Findings show dose-response relationship, with highest risk for autism, intellectual disability, tic disorder, depression, biopolar disorder
By Lori Solomon HealthDay Reporter
THURSDAY, Nov. 30, 2023 (HealthDay News) — The presence of psychiatric comorbidity in young patients with attention-deficit/hyperactivity disorder (ADHD) is associated with a higher risk for being diagnosed with schizophrenia, according to a study published online Nov. 30 in JAMA Network Open.
Soo Min Jeon, Pharm.D., Ph.D., from Jeju National University in South Korea, and colleagues assessed the risk for being diagnosed with schizophrenia among children and adolescents with ADHD. The analysis included 211,705 children and adolescents (ages 5 to 19 years) who received an ADHD diagnosis in 2010 through 2018.

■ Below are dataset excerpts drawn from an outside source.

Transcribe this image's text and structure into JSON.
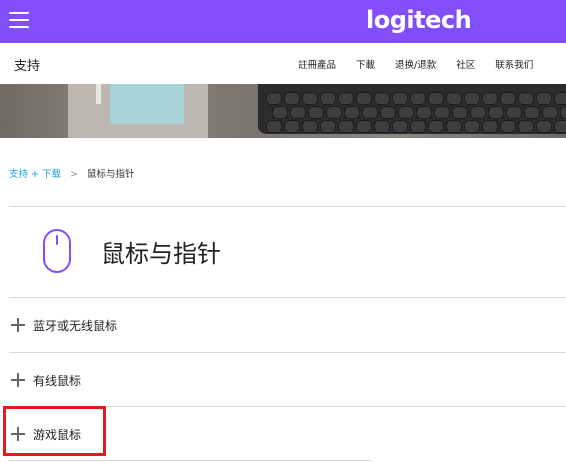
{
  "header": {
    "logo_text": "logitech",
    "brand_color": "#814efa",
    "menu_icon": "hamburger-menu-icon"
  },
  "subnav": {
    "title": "支持",
    "links": [
      "註冊產品",
      "下載",
      "退换/退款",
      "社区",
      "联系我们"
    ]
  },
  "breadcrumb": {
    "link": "支持 + 下载",
    "separator": ">",
    "current": "鼠标与指针",
    "link_color": "#17a3d8"
  },
  "category": {
    "icon": "mouse-icon",
    "title": "鼠标与指针",
    "accent_color": "#814efa"
  },
  "accordion": {
    "items": [
      {
        "label": "蓝牙或无线鼠标",
        "icon": "plus-icon"
      },
      {
        "label": "有线鼠标",
        "icon": "plus-icon"
      },
      {
        "label": "游戏鼠标",
        "icon": "plus-icon"
      }
    ]
  },
  "annotation": {
    "highlight_color": "#e11b1b",
    "highlighted_item": "游戏鼠标"
  }
}
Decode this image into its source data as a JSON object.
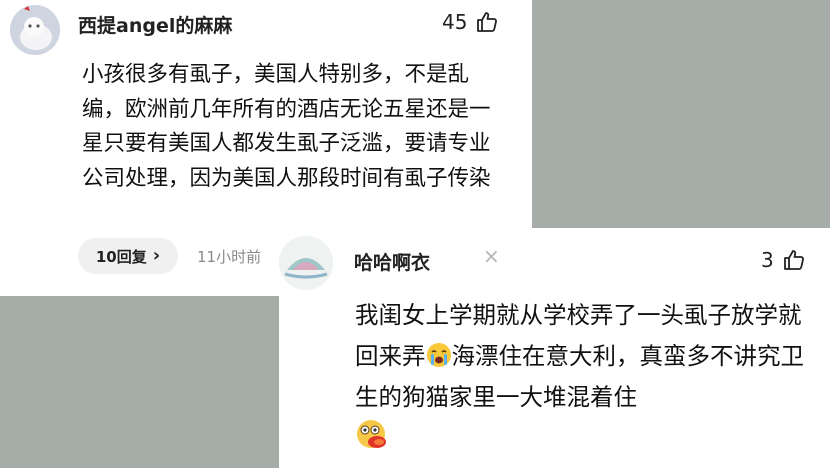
{
  "comment1": {
    "username": "西提angel的麻麻",
    "like_count": "45",
    "text": "小孩很多有虱子，美国人特别多，不是乱编，欧洲前几年所有的酒店无论五星还是一星只要有美国人都发生虱子泛滥，要请专业公司处理，因为美国人那段时间有虱子传染",
    "reply_label": "10回复",
    "reply_chevron": "›",
    "timestamp": "11小时前",
    "like_icon": "thumbs-up-icon",
    "avatar_icon": "cat-avatar"
  },
  "comment2": {
    "username": "哈哈啊衣",
    "close_glyph": "×",
    "like_count": "3",
    "text_part1": "我闺女上学期就从学校弄了一头虱子放学就回来弄",
    "emoji1": "crying-face-emoji",
    "text_part2": "海漂住在意大利，真蛮多不讲究卫生的狗猫家里一大堆混着住",
    "emoji2": "vomiting-face-emoji",
    "like_icon": "thumbs-up-icon",
    "avatar_icon": "lotus-logo-avatar"
  },
  "colors": {
    "background_gray": "#a6aca8",
    "card_white": "#ffffff",
    "text_dark": "#111111",
    "timestamp_gray": "#8a8a8a",
    "reply_button_bg": "#f0f0f0"
  }
}
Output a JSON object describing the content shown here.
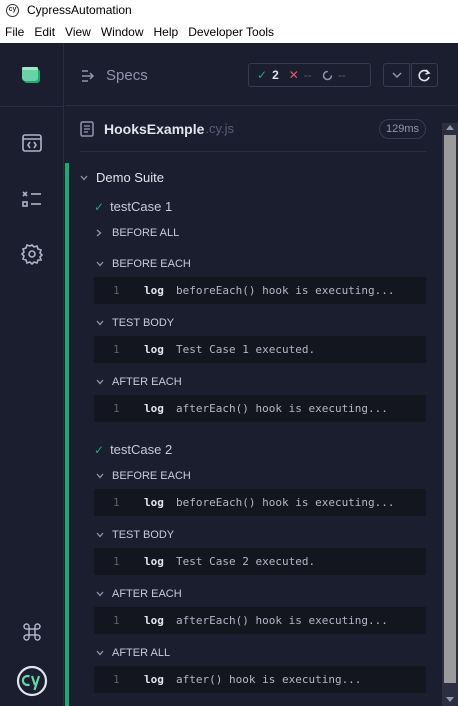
{
  "window": {
    "title": "CypressAutomation",
    "app_icon": "cy"
  },
  "menu": [
    "File",
    "Edit",
    "View",
    "Window",
    "Help",
    "Developer Tools"
  ],
  "topbar": {
    "specs_label": "Specs",
    "passed": "2",
    "failed": "--",
    "pending": "--"
  },
  "spec": {
    "name": "HooksExample",
    "ext": ".cy.js",
    "duration": "129ms"
  },
  "suite": {
    "title": "Demo Suite"
  },
  "tests": [
    {
      "title": "testCase 1",
      "before_all": "BEFORE ALL",
      "sections": [
        {
          "label": "BEFORE EACH",
          "num": "1",
          "kw": "log",
          "msg": "beforeEach() hook is executing..."
        },
        {
          "label": "TEST BODY",
          "num": "1",
          "kw": "log",
          "msg": "Test Case 1 executed."
        },
        {
          "label": "AFTER EACH",
          "num": "1",
          "kw": "log",
          "msg": "afterEach() hook is executing..."
        }
      ]
    },
    {
      "title": "testCase 2",
      "sections": [
        {
          "label": "BEFORE EACH",
          "num": "1",
          "kw": "log",
          "msg": "beforeEach() hook is executing..."
        },
        {
          "label": "TEST BODY",
          "num": "1",
          "kw": "log",
          "msg": "Test Case 2 executed."
        },
        {
          "label": "AFTER EACH",
          "num": "1",
          "kw": "log",
          "msg": "afterEach() hook is executing..."
        },
        {
          "label": "AFTER ALL",
          "num": "1",
          "kw": "log",
          "msg": "after() hook is executing..."
        }
      ]
    }
  ],
  "colors": {
    "pass": "#1fa971",
    "fail": "#e45770",
    "accent": "#2fd39e",
    "bg": "#1b1e2e"
  },
  "icons": [
    "runs-icon",
    "specs-icon",
    "test-list-icon",
    "settings-icon",
    "keyboard-shortcuts-icon",
    "cypress-logo-icon"
  ]
}
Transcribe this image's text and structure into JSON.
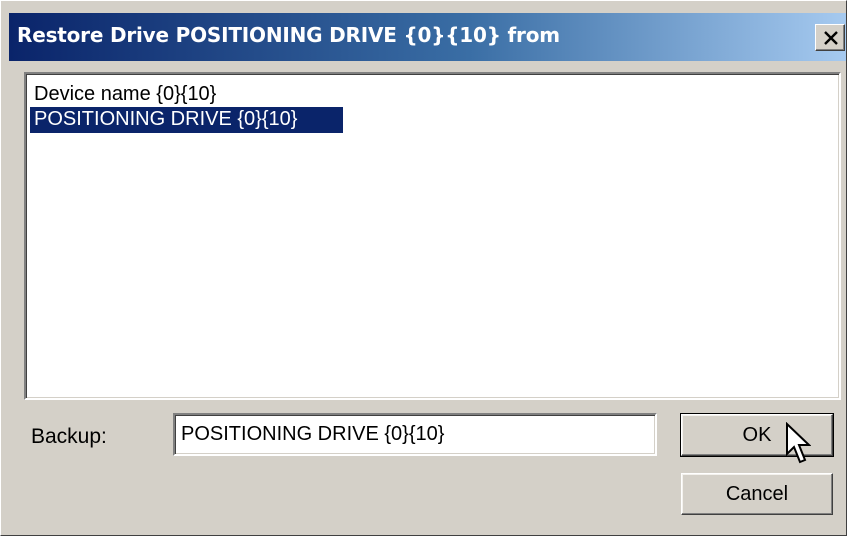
{
  "dialog": {
    "title": "Restore Drive POSITIONING DRIVE {0}{10} from",
    "close_icon": "close-icon"
  },
  "list": {
    "items": [
      {
        "label": "Device name {0}{10}",
        "selected": false
      },
      {
        "label": "POSITIONING DRIVE {0}{10}",
        "selected": true
      }
    ]
  },
  "backup": {
    "label": "Backup:",
    "value": "POSITIONING DRIVE {0}{10}"
  },
  "buttons": {
    "ok_label": "OK",
    "cancel_label": "Cancel"
  },
  "colors": {
    "title_bar_start": "#0a246a",
    "title_bar_end": "#a6caf0",
    "selection": "#0a246a",
    "face": "#d4d0c8"
  },
  "pointer_icon": "arrow-cursor-icon"
}
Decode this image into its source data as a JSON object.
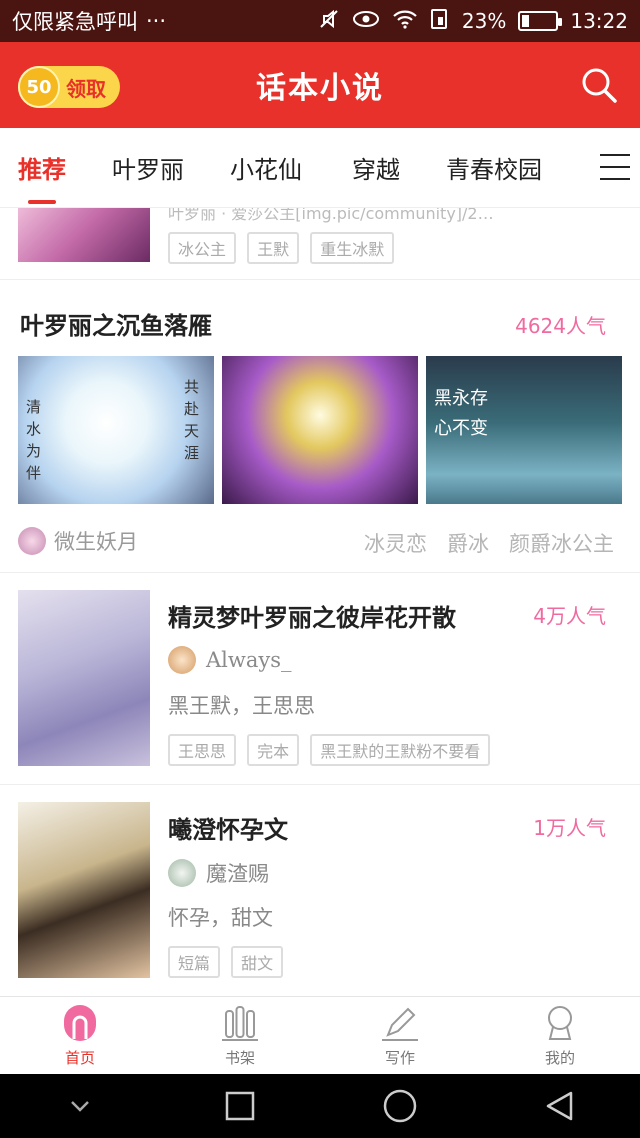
{
  "status_bar": {
    "notification_text": "仅限紧急呼叫",
    "more": "···",
    "battery": "23%",
    "battery_level": 0.23,
    "time": "13:22"
  },
  "header": {
    "coin_value": "50",
    "claim_label": "领取",
    "title": "话本小说",
    "accent_color": "#e8312a"
  },
  "tabs": [
    {
      "label": "推荐"
    },
    {
      "label": "叶罗丽"
    },
    {
      "label": "小花仙"
    },
    {
      "label": "穿越"
    },
    {
      "label": "青春校园"
    }
  ],
  "partial_item": {
    "title_fragment": "叶罗丽 · 爱莎公主[img.pic/community]/2…",
    "tags": [
      "冰公主",
      "王默",
      "重生冰默"
    ]
  },
  "group_card": {
    "title": "叶罗丽之沉鱼落雁",
    "popularity": "4624人气",
    "image1_text_left": "清水为伴",
    "image1_text_right": "共赴天涯",
    "image3_text": [
      "黑永存",
      "心不变"
    ],
    "author": "微生妖月",
    "tags": [
      "冰灵恋",
      "爵冰",
      "颜爵冰公主"
    ]
  },
  "books": [
    {
      "title": "精灵梦叶罗丽之彼岸花开散",
      "popularity": "4万人气",
      "author": "Always_",
      "description": "黑王默，王思思",
      "tags": [
        "王思思",
        "完本",
        "黑王默的王默粉不要看"
      ]
    },
    {
      "title": "曦澄怀孕文",
      "popularity": "1万人气",
      "author": "魔渣赐",
      "description": "怀孕，甜文",
      "tags": [
        "短篇",
        "甜文"
      ]
    }
  ],
  "bottom_nav": [
    {
      "label": "首页",
      "icon": "home-icon",
      "active": true
    },
    {
      "label": "书架",
      "icon": "bookshelf-icon",
      "active": false
    },
    {
      "label": "写作",
      "icon": "pen-icon",
      "active": false
    },
    {
      "label": "我的",
      "icon": "profile-icon",
      "active": false
    }
  ]
}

The researchers found that patients with psychiatric comorbidity had a significantly higher risk for being diagnosed with schizophrenia than those without (adjusted hazard ratio, 2.14) in a dose-response manner. Several individual psychiatric disorders were associated with incident schizophrenia, including autism spectrum disorder, intellectual disability, tic disorder, depression, and bipolar disorder. Three-fourths of patients (73.8 percent) without psychiatric comorbidities experienced the emergence of other psychiatric disorders before developing schizophrenia.
“These findings highlighted the significance of carefully monitoring psychiatric comorbidities in patients with ADHD to effectively mitigate the burden of schizophrenia,” the authors write.